Lawyer still is developmentally behind other toddlers his age - he's still learning to walk.

Nedra Mitchell, a physical therapist with Tiny-K Early Intervention Services, helps lead 2-year-old Lawyer Jordan in a walking exercise. Lawyer was born with Down syndrome.

Nedra Mitchell, a physical therapist with Tiny-K Early Intervention Services, helps lead 2-year-old Lawyer Jordan in a walking exercise. Lawyer was born with Down syndrome.

"Walking is not the most important thing developmentally," Mitchell said. "Language development, dressing himself, feeding himself, those are all areas that are necessary. But walking is so important to those tasks."

"At 35 pounds," Shepard joked to her son, "you've got to learn to walk some."

To that end, Tiny-K arranged for the donation of a specially designed walker for Lawyer's use. Kansas Medicaid had denied assistance to Shepard.

"He'll try it, but he's so independent and the walker's very restrictive," Mitchell said.

The Tiny-K representatives had high praise for Shepard, who holds down a job and also is the mother of a 9-year-old daughter, and Lawyer's extended family.

"For the family to be open to people coming into their home, occupational therapists, physical therapists, speech therapists, early childhood interventionists : it can be overwhelming for some families."

Shepard, who also meets with a support group of mothers facing similar challenges, knows there's work ahead with Lawyer.

"My first one didn't have a handicap, but it was a lot of work. This is really a lot of work," Shepard said.

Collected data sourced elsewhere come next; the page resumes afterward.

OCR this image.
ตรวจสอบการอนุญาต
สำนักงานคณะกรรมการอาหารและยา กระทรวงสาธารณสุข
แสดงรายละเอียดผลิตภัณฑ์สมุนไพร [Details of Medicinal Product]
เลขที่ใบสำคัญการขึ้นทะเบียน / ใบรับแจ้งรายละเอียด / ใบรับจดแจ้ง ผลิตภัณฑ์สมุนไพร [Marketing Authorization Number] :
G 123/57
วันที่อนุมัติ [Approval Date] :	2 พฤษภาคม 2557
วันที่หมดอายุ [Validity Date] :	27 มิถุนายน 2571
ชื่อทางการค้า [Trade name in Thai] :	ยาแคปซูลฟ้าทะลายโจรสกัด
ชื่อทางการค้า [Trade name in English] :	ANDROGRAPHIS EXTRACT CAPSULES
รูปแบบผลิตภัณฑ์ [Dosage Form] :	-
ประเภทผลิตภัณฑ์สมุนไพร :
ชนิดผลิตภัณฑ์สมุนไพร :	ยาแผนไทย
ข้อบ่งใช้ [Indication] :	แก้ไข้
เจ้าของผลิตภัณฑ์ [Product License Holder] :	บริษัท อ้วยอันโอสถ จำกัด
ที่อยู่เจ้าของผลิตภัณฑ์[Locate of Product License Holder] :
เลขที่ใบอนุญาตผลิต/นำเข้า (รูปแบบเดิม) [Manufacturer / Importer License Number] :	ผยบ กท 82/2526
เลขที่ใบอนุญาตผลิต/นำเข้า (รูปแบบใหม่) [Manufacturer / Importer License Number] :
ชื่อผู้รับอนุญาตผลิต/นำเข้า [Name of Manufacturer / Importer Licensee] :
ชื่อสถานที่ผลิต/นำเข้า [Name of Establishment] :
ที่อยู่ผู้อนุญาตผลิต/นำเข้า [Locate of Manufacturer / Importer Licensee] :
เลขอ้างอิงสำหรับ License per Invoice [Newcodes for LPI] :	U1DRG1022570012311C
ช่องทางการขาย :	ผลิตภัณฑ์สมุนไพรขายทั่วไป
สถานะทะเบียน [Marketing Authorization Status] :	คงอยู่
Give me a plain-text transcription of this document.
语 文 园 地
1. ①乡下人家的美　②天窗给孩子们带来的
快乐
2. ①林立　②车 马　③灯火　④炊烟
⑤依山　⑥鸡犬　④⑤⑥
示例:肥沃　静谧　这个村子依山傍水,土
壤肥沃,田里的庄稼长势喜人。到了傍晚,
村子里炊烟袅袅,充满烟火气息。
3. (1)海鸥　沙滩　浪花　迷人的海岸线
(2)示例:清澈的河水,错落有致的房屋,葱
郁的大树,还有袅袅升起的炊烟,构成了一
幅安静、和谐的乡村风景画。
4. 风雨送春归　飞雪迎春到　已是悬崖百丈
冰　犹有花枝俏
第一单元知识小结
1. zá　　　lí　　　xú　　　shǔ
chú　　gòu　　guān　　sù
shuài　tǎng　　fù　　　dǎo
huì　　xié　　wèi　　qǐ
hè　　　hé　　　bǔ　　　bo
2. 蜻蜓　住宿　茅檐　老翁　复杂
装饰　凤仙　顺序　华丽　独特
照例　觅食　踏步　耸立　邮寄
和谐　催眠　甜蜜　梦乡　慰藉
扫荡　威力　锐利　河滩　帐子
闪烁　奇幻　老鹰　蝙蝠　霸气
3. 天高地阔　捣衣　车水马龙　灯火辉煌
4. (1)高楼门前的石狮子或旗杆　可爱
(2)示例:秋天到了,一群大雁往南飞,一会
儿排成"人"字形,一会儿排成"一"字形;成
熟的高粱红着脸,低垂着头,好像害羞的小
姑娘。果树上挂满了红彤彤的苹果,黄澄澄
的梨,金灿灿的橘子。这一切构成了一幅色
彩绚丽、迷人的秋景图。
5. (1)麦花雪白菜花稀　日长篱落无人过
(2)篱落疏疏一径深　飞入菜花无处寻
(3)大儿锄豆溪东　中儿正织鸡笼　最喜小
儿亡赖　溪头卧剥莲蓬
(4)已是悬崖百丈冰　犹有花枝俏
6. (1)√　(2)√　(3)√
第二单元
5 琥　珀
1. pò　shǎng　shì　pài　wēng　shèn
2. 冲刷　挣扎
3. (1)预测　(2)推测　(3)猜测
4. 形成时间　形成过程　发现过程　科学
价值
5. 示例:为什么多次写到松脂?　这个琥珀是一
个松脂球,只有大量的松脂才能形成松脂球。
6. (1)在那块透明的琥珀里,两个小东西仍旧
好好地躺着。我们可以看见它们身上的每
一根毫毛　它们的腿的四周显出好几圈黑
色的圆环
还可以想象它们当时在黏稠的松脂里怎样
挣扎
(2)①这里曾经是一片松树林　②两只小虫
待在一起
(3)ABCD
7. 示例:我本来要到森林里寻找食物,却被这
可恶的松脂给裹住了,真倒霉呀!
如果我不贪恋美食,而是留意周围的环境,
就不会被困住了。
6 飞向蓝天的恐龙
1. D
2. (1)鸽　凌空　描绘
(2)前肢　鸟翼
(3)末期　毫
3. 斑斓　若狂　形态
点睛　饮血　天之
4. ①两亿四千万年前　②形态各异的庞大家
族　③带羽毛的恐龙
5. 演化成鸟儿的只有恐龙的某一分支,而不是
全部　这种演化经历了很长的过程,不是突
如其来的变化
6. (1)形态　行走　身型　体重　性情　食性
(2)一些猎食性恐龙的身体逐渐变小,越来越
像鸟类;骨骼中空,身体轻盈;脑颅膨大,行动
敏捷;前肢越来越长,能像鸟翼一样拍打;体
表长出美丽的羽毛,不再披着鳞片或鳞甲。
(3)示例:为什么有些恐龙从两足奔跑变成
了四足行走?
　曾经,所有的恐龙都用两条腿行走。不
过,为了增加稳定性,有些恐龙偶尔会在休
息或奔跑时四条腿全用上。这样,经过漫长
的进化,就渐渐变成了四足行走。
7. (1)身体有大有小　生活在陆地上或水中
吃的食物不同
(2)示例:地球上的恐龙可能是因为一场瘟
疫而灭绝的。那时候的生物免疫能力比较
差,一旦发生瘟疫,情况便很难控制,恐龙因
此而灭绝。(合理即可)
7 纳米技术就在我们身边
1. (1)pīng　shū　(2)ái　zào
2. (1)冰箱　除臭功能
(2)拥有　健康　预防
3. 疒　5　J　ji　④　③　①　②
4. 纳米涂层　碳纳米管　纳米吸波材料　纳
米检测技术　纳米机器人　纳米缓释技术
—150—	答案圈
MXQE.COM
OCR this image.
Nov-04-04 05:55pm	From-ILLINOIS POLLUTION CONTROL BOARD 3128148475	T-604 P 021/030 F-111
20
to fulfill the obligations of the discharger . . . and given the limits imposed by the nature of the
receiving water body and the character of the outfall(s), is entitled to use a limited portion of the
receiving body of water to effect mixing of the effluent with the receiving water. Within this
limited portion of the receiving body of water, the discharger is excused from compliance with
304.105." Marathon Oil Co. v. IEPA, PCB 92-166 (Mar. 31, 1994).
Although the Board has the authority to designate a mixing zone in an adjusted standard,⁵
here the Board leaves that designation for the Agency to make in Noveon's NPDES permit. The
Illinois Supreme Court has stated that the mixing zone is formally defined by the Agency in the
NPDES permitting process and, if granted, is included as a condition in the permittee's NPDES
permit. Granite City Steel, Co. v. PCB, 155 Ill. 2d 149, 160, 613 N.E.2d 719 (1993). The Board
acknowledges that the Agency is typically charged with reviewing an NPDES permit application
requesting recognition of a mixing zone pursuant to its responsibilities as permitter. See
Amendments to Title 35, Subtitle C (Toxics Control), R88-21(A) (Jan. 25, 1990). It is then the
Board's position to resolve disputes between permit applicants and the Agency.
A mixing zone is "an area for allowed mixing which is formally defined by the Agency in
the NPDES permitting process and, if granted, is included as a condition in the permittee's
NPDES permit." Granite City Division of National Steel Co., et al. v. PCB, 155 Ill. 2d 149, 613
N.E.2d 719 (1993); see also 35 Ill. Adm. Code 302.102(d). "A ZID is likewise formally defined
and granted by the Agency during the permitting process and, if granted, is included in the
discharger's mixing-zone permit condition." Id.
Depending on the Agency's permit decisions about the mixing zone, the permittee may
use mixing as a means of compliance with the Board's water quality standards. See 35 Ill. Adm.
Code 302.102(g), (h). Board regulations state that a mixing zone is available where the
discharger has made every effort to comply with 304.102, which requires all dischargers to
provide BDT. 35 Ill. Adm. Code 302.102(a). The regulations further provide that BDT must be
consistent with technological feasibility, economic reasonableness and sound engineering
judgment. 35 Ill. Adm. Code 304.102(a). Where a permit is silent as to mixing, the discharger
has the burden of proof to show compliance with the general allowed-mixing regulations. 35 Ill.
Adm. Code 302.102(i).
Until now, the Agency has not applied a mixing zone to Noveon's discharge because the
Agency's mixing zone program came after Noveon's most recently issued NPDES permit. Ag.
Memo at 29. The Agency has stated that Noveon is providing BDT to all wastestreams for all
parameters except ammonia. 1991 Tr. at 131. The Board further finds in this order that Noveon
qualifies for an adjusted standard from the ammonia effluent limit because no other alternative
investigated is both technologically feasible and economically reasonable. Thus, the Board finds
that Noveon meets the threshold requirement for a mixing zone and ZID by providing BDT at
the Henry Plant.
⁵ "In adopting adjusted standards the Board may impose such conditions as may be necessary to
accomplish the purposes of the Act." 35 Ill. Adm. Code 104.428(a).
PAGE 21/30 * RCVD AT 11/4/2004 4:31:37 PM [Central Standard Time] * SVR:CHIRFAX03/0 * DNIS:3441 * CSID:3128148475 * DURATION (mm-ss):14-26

Dawn O'Brien, director of Nurturing Families Inc., which operates Tiny-K for Leavenworth County, said the work of families with the clients is as important as the professional services the agency offers.

"Our goal is to be family centered and to support the family," she said. "We come in once or twice a week to assist, but we believe the child gets therapy all of his waking hours from his family.